Both Nayachar and Nandigram were chosen partly because of proximity to an existing chemicals complex at Haldia on the coast. But West Bengal's leaders -- the world's longest-serving democratically elected communist government -- deny the area's environment will be spoiled.

"We will take care of all necessary environmental norms and there should not be a problem," Anandadeb Mukherjee, a member of the West Bengal Coastal Authority said, without elaborating.

West Bengal must get permission from the central government to develop the land, which is protected under environmental laws.

The island is owned by the state government. It moved many families there in the late 1980s in a project to stimulate fishing in the area. But the government has not renewed the villagers' lease on their land, and the families will be forced to move on.

West Bengal said it will rehabilitate the affected families, but has not yet given any details.

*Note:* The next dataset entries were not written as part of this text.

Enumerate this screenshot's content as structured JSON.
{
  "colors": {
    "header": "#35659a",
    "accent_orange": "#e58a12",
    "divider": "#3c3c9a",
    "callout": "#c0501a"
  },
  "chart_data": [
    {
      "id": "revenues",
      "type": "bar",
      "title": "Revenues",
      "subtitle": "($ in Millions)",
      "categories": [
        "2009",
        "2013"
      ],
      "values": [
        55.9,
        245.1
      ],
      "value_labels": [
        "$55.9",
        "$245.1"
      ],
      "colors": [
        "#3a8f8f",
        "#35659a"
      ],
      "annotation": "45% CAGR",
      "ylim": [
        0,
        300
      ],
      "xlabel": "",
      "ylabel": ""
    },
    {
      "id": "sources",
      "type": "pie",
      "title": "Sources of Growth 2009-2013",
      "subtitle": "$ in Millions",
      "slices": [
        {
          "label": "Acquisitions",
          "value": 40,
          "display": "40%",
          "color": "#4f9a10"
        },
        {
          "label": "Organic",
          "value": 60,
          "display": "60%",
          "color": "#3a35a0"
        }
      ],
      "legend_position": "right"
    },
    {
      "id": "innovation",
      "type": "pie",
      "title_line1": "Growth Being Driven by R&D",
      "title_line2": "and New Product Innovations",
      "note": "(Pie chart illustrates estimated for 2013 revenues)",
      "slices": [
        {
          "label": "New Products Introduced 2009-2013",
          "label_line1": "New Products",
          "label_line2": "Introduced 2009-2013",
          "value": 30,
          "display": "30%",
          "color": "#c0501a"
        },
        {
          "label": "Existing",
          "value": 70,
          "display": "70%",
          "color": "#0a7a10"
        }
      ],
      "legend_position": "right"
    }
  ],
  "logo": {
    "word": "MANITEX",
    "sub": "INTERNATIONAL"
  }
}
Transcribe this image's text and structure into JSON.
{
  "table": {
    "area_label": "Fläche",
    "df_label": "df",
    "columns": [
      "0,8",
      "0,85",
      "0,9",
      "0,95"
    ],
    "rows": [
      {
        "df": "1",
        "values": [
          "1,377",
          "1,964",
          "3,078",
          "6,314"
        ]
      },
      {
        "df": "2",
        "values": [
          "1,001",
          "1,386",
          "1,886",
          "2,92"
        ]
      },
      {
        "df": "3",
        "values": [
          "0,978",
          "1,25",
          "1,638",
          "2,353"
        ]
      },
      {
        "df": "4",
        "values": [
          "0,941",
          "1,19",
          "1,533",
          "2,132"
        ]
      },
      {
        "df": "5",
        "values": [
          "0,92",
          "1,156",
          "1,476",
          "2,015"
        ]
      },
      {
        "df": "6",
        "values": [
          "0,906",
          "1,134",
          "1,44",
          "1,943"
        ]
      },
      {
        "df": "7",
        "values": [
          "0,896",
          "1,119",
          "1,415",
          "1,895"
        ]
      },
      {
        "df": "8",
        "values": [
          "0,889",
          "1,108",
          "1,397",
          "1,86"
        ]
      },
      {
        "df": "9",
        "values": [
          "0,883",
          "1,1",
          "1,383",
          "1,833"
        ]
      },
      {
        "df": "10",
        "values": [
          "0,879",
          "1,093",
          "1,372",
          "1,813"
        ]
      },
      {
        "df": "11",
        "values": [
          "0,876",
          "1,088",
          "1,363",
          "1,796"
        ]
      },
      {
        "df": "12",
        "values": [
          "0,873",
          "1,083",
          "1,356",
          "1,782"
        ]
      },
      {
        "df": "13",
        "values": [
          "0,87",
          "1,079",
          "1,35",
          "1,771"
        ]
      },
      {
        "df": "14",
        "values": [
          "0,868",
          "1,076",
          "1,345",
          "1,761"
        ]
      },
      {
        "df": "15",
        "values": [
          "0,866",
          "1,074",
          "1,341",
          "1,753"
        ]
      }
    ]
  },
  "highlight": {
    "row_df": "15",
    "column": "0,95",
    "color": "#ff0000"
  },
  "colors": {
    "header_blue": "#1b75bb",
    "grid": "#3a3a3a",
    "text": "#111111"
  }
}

Heavy industry usually pollutes wherever it is set up, conservationists say, particularly so in India where pollution regulations are not strictly enforced.

Chemical and heavy metals plants in Vapi, a town in western India's Gujarat state, have made it one of the ten most polluted places on Earth, according to a report released last week by the New York-based Blacksmith Institute.

But the strong tides around Nayachar island will spread waste across a much larger area than if the industry was based elsewhere in the state, said Pranabes Sanyal, an environmentalist and member of the National Coastal Zone Management Authority, a government agency.

"We cannot let the government go ahead with a project in an ecologically sensitive area without proper study," said Mortaza Hossain, a state government minister from a key government coalition ally.